The sick feeling in the pit of my stomach tells me that it’s both. That his past and my insistence on vengeance is why they’re burying my baby brother today. And I don’t have a fucking clue how I feel about that—especially when every time I close my eyes, my mother’s words come back to haunt me.

“I didn’t come all the way to Boston to sit in this hotel room while you go face one of the most difficult experiences of your life alone,” Chloe tells me in a voice that means she’s not budging.

Too bad, because I’m not budging, either. Not on this. Never on this. “I didn’t let you come all the way to Boston with me so that you could attend his funeral. There will be press there, dying to get the scoop. Dying to dig up a little more dirt. They’ll jostle you, hassle you, shout things at you all because they want something to lead the six o’clock news. There’s no way I’m exposing you to that.”

“Just because I let you make decisions about my safety most days—because it puts your mind at ease—doesn’t mean you get to tell me what to do. Fuck the press, fuck the past, fuck everything that isn’t you and me, right now. I’m going to that funeral.”

“He raped you! He hurt you! Why would you even want to go somewhere that demands you pay your respects to him? If I were you, I’d want to dance on his fucking grave.”

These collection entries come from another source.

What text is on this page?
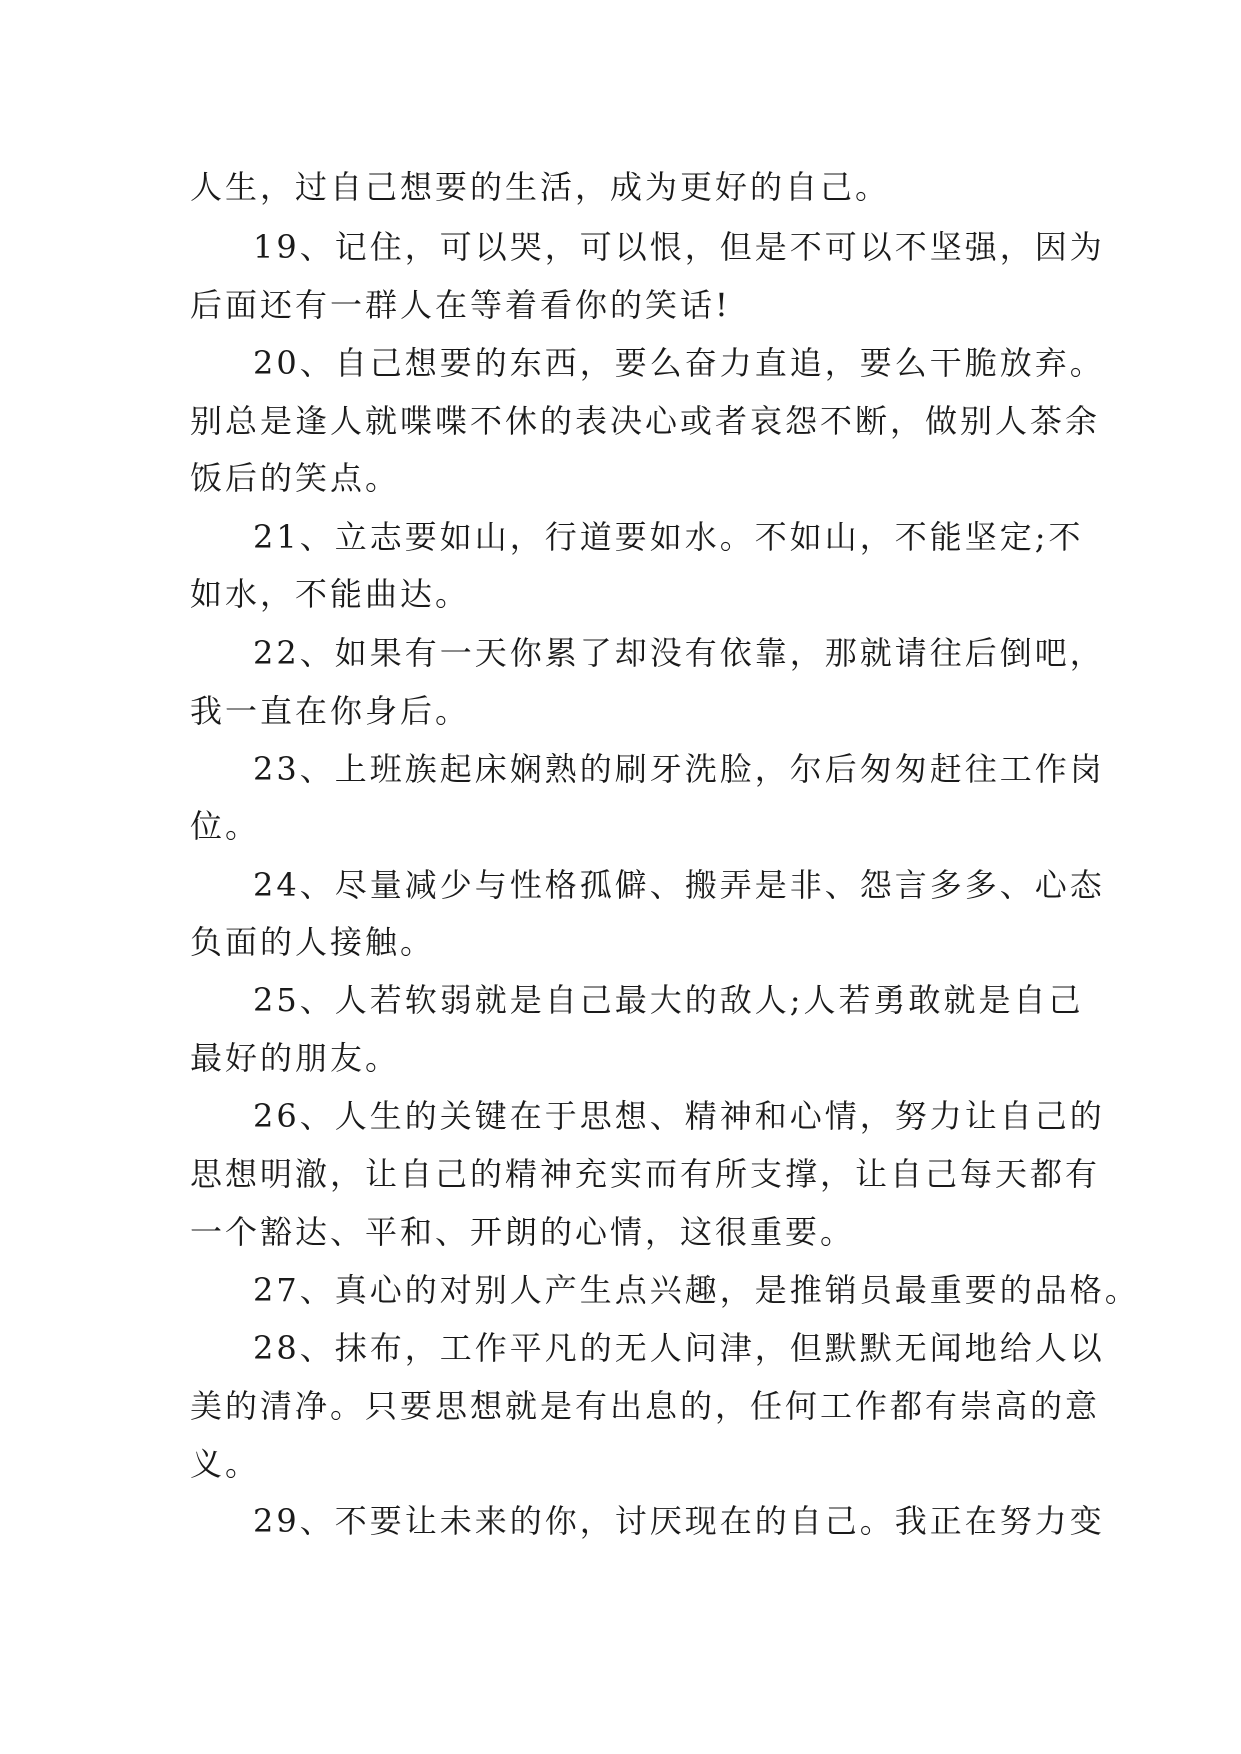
人生，过自己想要的生活，成为更好的自己。
19、记住，可以哭，可以恨，但是不可以不坚强，因为
后面还有一群人在等着看你的笑话!
20、自己想要的东西，要么奋力直追，要么干脆放弃。
别总是逢人就喋喋不休的表决心或者哀怨不断，做别人茶余
饭后的笑点。
21、立志要如山，行道要如水。不如山，不能坚定;不
如水，不能曲达。
22、如果有一天你累了却没有依靠，那就请往后倒吧，
我一直在你身后。
23、上班族起床娴熟的刷牙洗脸，尔后匆匆赶往工作岗
位。
24、尽量减少与性格孤僻、搬弄是非、怨言多多、心态
负面的人接触。
25、人若软弱就是自己最大的敌人;人若勇敢就是自己
最好的朋友。
26、人生的关键在于思想、精神和心情，努力让自己的
思想明澈，让自己的精神充实而有所支撑，让自己每天都有
一个豁达、平和、开朗的心情，这很重要。
27、真心的对别人产生点兴趣，是推销员最重要的品格。
28、抹布，工作平凡的无人问津，但默默无闻地给人以
美的清净。只要思想就是有出息的，任何工作都有崇高的意
义。
29、不要让未来的你，讨厌现在的自己。我正在努力变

“My going to that funeral isn’t about Brandon. My going is about you. And it doesn’t matter what he did to me, doesn’t matter how much I despised him. I love you and I’m going to be there for you.”

“I don’t need you to be there for me,” I grate out. It’s the biggest lie I’ve ever told—I need her like I need air, like I need water, like I need light. I hope she buys it anyway.

“Well, tough luck. There’s this thing between us called a marriage contract. You might have heard of it. It means that I stand by you when things go to shit and you do the same for me. And since I know you have no problem stepping up when I’m the one suffering, I have to tell you it makes me a little uncomfortable—and resentful, too—that you won’t let me extend the same courtesy to you.”